Revue de la littérature
Effet placebo : la piste génétique
Y aurait-il des gènes liés à l’effet placebo ? Tout le monde n’est pas égal face à ce phénomène, au mécanisme biologique identifié. Des chercheurs font le point sur les connaissances actuelles.
L’effet placebo fascine autant qu’il laisse perplexe. Utilisé depuis des siècles pour apaiser les symptômes de certaines maladies, le placebo n’agit pas de la même manière sur tout le monde. A tel point qu’une sensibilité génétique est suspectée. Dans la revue Trends in Molecular Medicine, des chercheurs de l’Ecole de médecine de Harvard (Boston, Etats-Unis) font le point sur « le placebome », un réseau de gènes qui serait impliqué dans ce phénomène.
L’origine biologique identifiée en 1978
L’effet placebo « est une réponse biologique à des signaux environnementaux qui encadrent l’administration d’un traitement inactif (ou actif) », précisent les auteurs en préambule de leur revue de la littérature. Désormais reconnue, cette réaction reste mystérieuse. L’imagerie a révélé l’activation de voies de signalisation dans le cerveau, mais il reste difficile de prédire qui sera plus sensible à l’effet placebo.
C’est en 1978 que le mécanisme biologique de l’effet placebo a été mis en évidence. A l’époque, les chercheurs démontrent que le système d’inhibition de la douleur peut être activé par un traitement sans principe actif. Depuis, plusieurs travaux ont démontré que ces médicaments agissent sur les systèmes endocannabinoïdes et de la sérotonine. « Le placebo n’est pas le seul composant de l’effet placebo. Ces voies de signalisation, qui sont modifiées par la génétique, sont des circuits sur lesquels agissent à la fois les médicaments et les placebos, ajoute le co-auteur de la revue Ted Kaptchuk. Cela suggère qu’un médicament pourrait changer la réaction au placebo, et cette réaction pourrait modifier la réponse au traitement. »
Changer les essais cliniques
L’identification précise des mécanismes de l’effet placebo a le potentiel de changer le visage de la recherche médicale sur plusieurs plans. Aux yeux des auteurs, les protocoles des essais cliniques devraient tenir compte de l’interaction possible entre les médicaments inactifs et actifs. Cela « suggère que nous devons affiner et recalibrer nos suppositions sur les contrôles placebo dans les essais cliniques randomisés, estime Kathryn Hall, principal auteur de la revue d’études. Peut-être faut-il prévoir en plus des groupes traitement et placebo, un groupe qui ne reçoit rien du tout. Ce serait un pas en avant dans la description du placebome. »
Le recours à cette pratique aurait un double intérêt. Non seulement cela permettrait de mieux démontrer l’efficacité d’un traitement, mais aussi de mieux comprendre l'action des gènes impliqués dans l’effet placebo.
Des problèmes éthiques
Mieux comprendre l’effet placebo, permettrait également de mieux identifier les personnes qui y sont sensibles.

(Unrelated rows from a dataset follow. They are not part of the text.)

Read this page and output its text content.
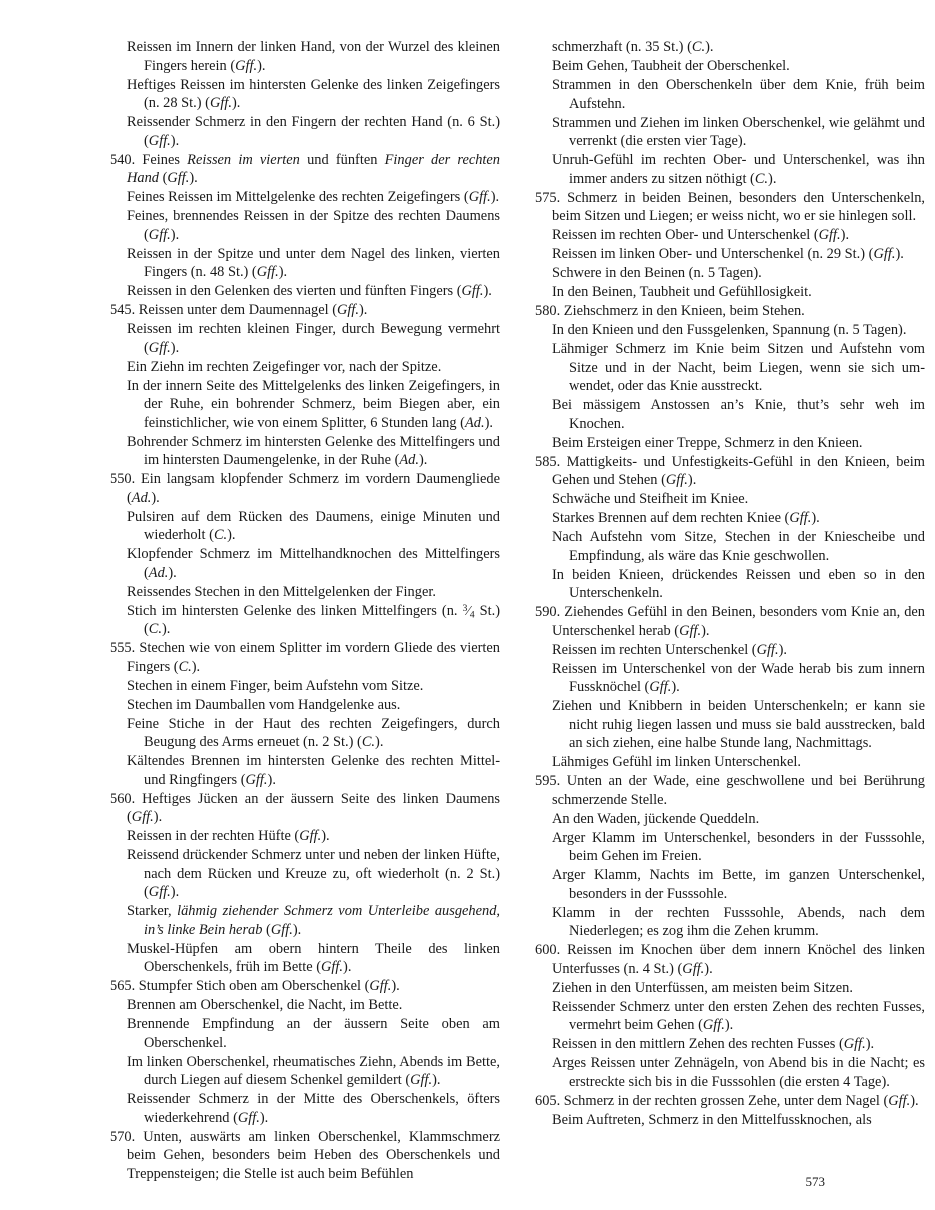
Reissen im Innern der linken Hand, von der Wurzel des kleinen Fingers herein (Gff.).

Heftiges Reissen im hintersten Gelenke des linken Zeigefingers (n. 28 St.) (Gff.).

Reissender Schmerz in den Fingern der rechten Hand (n. 6 St.) (Gff.).

540. Feines Reissen im vierten und fünften Finger der rechten Hand (Gff.).

Feines Reissen im Mittelgelenke des rechten Zeigefingers (Gff.).

Feines, brennendes Reissen in der Spitze des rechten Daumens (Gff.).

Reissen in der Spitze und unter dem Nagel des linken, vierten Fingers (n. 48 St.) (Gff.).

Reissen in den Gelenken des vierten und fünften Fingers (Gff.).

545. Reissen unter dem Daumennagel (Gff.).

Reissen im rechten kleinen Finger, durch Bewegung vermehrt (Gff.).

Ein Ziehn im rechten Zeigefinger vor, nach der Spitze.

In der innern Seite des Mittelgelenks des linken Zeigefingers, in der Ruhe, ein bohrender Schmerz, beim Biegen aber, ein feinstichlicher, wie von einem Splitter, 6 Stunden lang (Ad.).

Bohrender Schmerz im hintersten Gelenke des Mittelfingers und im hintersten Daumengelenke, in der Ruhe (Ad.).

550. Ein langsam klopfender Schmerz im vordern Daumengliede (Ad.).

Pulsiren auf dem Rücken des Daumens, einige Minuten und wiederholt (C.).

Klopfender Schmerz im Mittelhandknochen des Mittelfingers (Ad.).

Reissendes Stechen in den Mittelgelenken der Finger.

Stich im hintersten Gelenke des linken Mittelfingers (n. $^3⁄_4$ St.) (C.).

555. Stechen wie von einem Splitter im vordern Gliede des vierten Fingers (C.).

Stechen in einem Finger, beim Aufstehn vom Sitze.

Stechen im Daumballen vom Handgelenke aus.

Feine Stiche in der Haut des rechten Zeigefingers, durch Beugung des Arms erneuet (n. 2 St.) (C.).

Kältendes Brennen im hintersten Gelenke des rechten Mittel- und Ringfingers (Gff.).

560. Heftiges Jücken an der äussern Seite des linken Daumens (Gff.).

Reissen in der rechten Hüfte (Gff.).

Reissend drückender Schmerz unter und neben der linken Hüfte, nach dem Rücken und Kreuze zu, oft wiederholt (n. 2 St.) (Gff.).

Starker, lähmig ziehender Schmerz vom Unterleibe ausgehend, in’s linke Bein herab (Gff.).

Muskel-Hüpfen am obern hintern Theile des linken Oberschenkels, früh im Bette (Gff.).

565. Stumpfer Stich oben am Oberschenkel (Gff.).

Brennen am Oberschenkel, die Nacht, im Bette.

Brennende Empfindung an der äussern Seite oben am Oberschenkel.

Im linken Oberschenkel, rheumatisches Ziehn, Abends im Bette, durch Liegen auf diesem Schenkel gemildert (Gff.).

Reissender Schmerz in der Mitte des Oberschenkels, öfters wiederkehrend (Gff.).

570. Unten, auswärts am linken Oberschenkel, Klammschmerz beim Gehen, besonders beim Heben des Oberschenkels und Treppensteigen; die Stelle ist auch beim Befühlen

schmerzhaft (n. 35 St.) (C.).

Beim Gehen, Taubheit der Oberschenkel.

Strammen in den Oberschenkeln über dem Knie, früh beim Aufstehn.

Strammen und Ziehen im linken Oberschenkel, wie gelähmt und verrenkt (die ersten vier Tage).

Unruh-Gefühl im rechten Ober- und Unterschenkel, was ihn immer anders zu sitzen nöthigt (C.).

575. Schmerz in beiden Beinen, besonders den Unterschenkeln, beim Sitzen und Liegen; er weiss nicht, wo er sie hinlegen soll.

Reissen im rechten Ober- und Unterschenkel (Gff.).

Reissen im linken Ober- und Unterschenkel (n. 29 St.) (Gff.).

Schwere in den Beinen (n. 5 Tagen).

In den Beinen, Taubheit und Gefühllosigkeit.

580. Ziehschmerz in den Knieen, beim Stehen.

In den Knieen und den Fussgelenken, Spannung (n. 5 Tagen).

Lähmiger Schmerz im Knie beim Sitzen und Aufstehn vom Sitze und in der Nacht, beim Liegen, wenn sie sich umwendet, oder das Knie ausstreckt.

Bei mässigem Anstossen an’s Knie, thut’s sehr weh im Knochen.

Beim Ersteigen einer Treppe, Schmerz in den Knieen.

585. Mattigkeits- und Unfestigkeits-Gefühl in den Knieen, beim Gehen und Stehen (Gff.).

Schwäche und Steifheit im Kniee.

Starkes Brennen auf dem rechten Kniee (Gff.).

Nach Aufstehn vom Sitze, Stechen in der Kniescheibe und Empfindung, als wäre das Knie geschwollen.

In beiden Knieen, drückendes Reissen und eben so in den Unterschenkeln.

590. Ziehendes Gefühl in den Beinen, besonders vom Knie an, den Unterschenkel herab (Gff.).

Reissen im rechten Unterschenkel (Gff.).

Reissen im Unterschenkel von der Wade herab bis zum innern Fussknöchel (Gff.).

Ziehen und Knibbern in beiden Unterschenkeln; er kann sie nicht ruhig liegen lassen und muss sie bald ausstrecken, bald an sich ziehen, eine halbe Stunde lang, Nachmittags.

Lähmiges Gefühl im linken Unterschenkel.

595. Unten an der Wade, eine geschwollene und bei Berührung schmerzende Stelle.

An den Waden, jückende Queddeln.

Arger Klamm im Unterschenkel, besonders in der Fusssohle, beim Gehen im Freien.

Arger Klamm, Nachts im Bette, im ganzen Unterschenkel, besonders in der Fusssohle.

Klamm in der rechten Fusssohle, Abends, nach dem Niederlegen; es zog ihm die Zehen krumm.

600. Reissen im Knochen über dem innern Knöchel des linken Unterfusses (n. 4 St.) (Gff.).

Ziehen in den Unterfüssen, am meisten beim Sitzen.

Reissender Schmerz unter den ersten Zehen des rechten Fusses, vermehrt beim Gehen (Gff.).

Reissen in den mittlern Zehen des rechten Fusses (Gff.).

Arges Reissen unter Zehnägeln, von Abend bis in die Nacht; es erstreckte sich bis in die Fusssohlen (die ersten 4 Tage).

605. Schmerz in der rechten grossen Zehe, unter dem Nagel (Gff.).

Beim Auftreten, Schmerz in den Mittelfussknochen, als

573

Une perspective précieuse dans certaines maladies. « Le placebome semble moins important que connaître les variantes génétiques du cancer qui répondront à une intervention pharmaceutique sur mesure, mais il pourrait y avoir des implications importantes pour la pratique quotidienne », relèvent les auteurs. Des études ont ainsi démontré le rôle bénéfique des placebos dans des maladies de l’appareil urinaire, comme le syndrome de la vessie irritable, mais aussi des symptômes comme la fatigue, la nausée, les bouffées de chaleur ou l’anxiété.
Reste à définir les problématiques éthiques encadrant l’utilisation de l’effet placebo. « Les médecins peuvent-ils, et doivent-ils, tester la capacité génétique de réaction au placebo ? Les patients peuvent-ils refuser d’être testés ? Les patients devraient-ils connaître leur capacité de réponse ? Peuvent-ils refuser de savoir, ou d’avoir cette indication dans leur dossier médical ? » Autant de questions qui devront être résolues avant une utilisation plus large de cette solution « thérapeutique ».